Lidy Nacpil, Jubilee South – Bank and UN climate negotiations and GCF

  • International campaign – world bank out of climate finance
  • Bank is already at the centre of climate finance – through climate investment funds (which also involve the RDBs)
  • Presentation focuses instead on the climate finance flows that are under the purview of the UNFCCC
  • Cancun decided to set up the Green Climate Fund (GCF). An important advance – to set up a fund – but there is alarm about how it has been done, particularly that the Bank is the interim trustee of the GCF
  • Parameters of trusteeship not clear. Interim in nature with a review after 3 years fund has been operationalised – no clear end point. Involves administering and managing the fund – keep records, prepare financial reports and implies that they will undertake disbursement.

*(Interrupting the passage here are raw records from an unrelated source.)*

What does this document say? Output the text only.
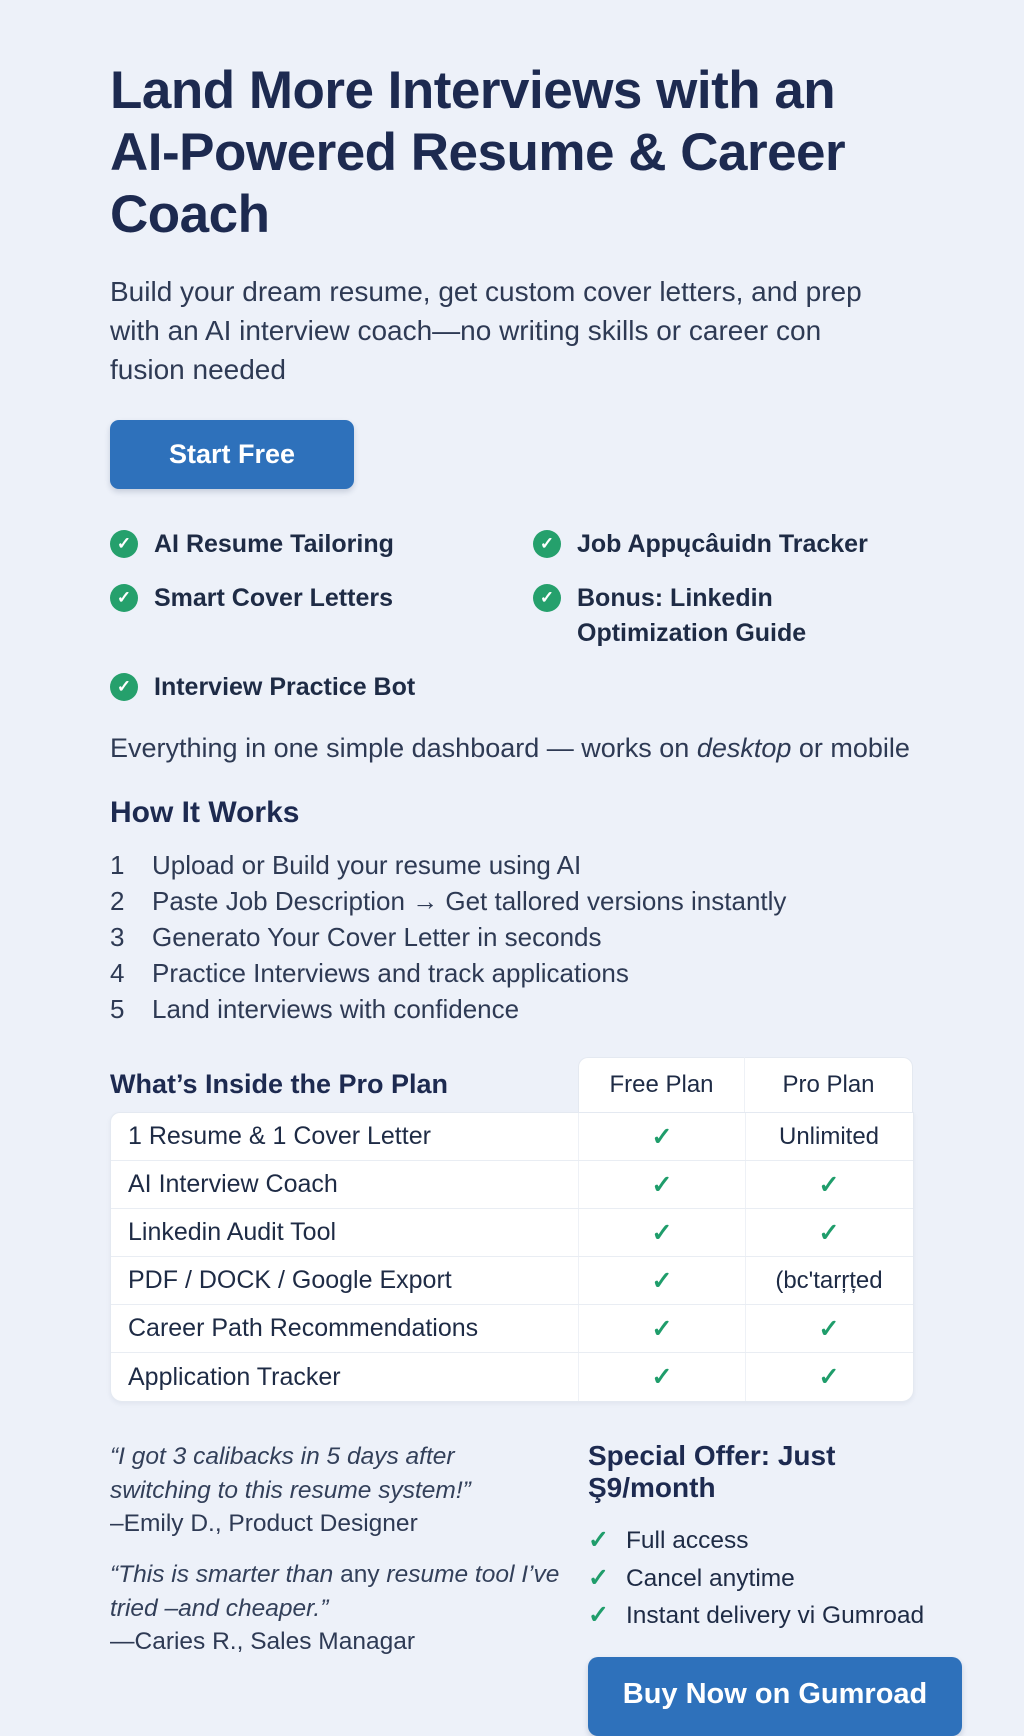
Land More Interviews with an
AI-Powered Resume & Career
Coach
Build your dream resume, get custom cover letters, and prep
with an AI interview coach—no writing skills or career con
fusion needed
Start Free
✓ AI Resume Tailoring	✓ Job Appųcâuidn Tracker
✓ Smart Cover Letters	✓ Bonus: Linkedin Optimization Guide
✓ Interview Practice Bot
Everything in one simple dashboard — works on desktop or mobile
How It Works
1	Upload or Build your resume using AI
2	Paste Job Description → Get tallored versions instantly
3	Generato Your Cover Letter in seconds
4	Practice Interviews and track applications
5	Land interviews with confidence
What’s Inside the Pro Plan	Free Plan	Pro Plan
1 Resume & 1 Cover Letter	✓	Unlimited
AI Interview Coach	✓	✓
Linkedin Audit Tool	✓	✓
PDF / DOCK / Google Export	✓	(bc'tarŗțed
Career Path Recommendations	✓	✓
Application Tracker	✓	✓
“I got 3 calibacks in 5 days after switching to this resume system!”
–Emily D., Product Designer
“This is smarter than any resume tool I’ve tried –and cheaper.”
—Caries R., Sales Managar
Special Offer: Just Ş9/month
✓ Full access
✓ Cancel anytime
✓ Instant delivery vi Gumroad
Buy Now on Gumroad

  • GCF is supposed to have an independent secretariat, but WB will play a major role. Potentially similar to the GEF which has become seen as a World Bank fund.
  • Transition committee tasked with designing the GCF. This will have first meeting in Mexico in 2 weeks (April 28-29). Decisions on design of the GCF due by COP in December in Durban
  • World Bank energy policy is one of the main reasons why we oppose its role in climate finance – it has a long history of financing dirty energy, projects that reduce access to energy, extraction and flow of resources from south to north, energy projects focused on big business, not people, and privatisation.
  • Other reasons for opposition to Bank – undemocratic institution controlled by rich countries – GCF should have a democratic structure including strong representation of countries from the South. Can you have a democratic GCF run and managed by undemocratic Bank?
  • Reservations about nature of Bank as a lending institutions. CSOs and developing country governments have said that funds should be grants not loans. UN language recognises that rich countries – responsible for the problem of climate change – should pay (not lend!)
  • Learn from GEF – the GCF may provide grants, but can be attached to loans from the Bank – hence becoming a debt creating instrument.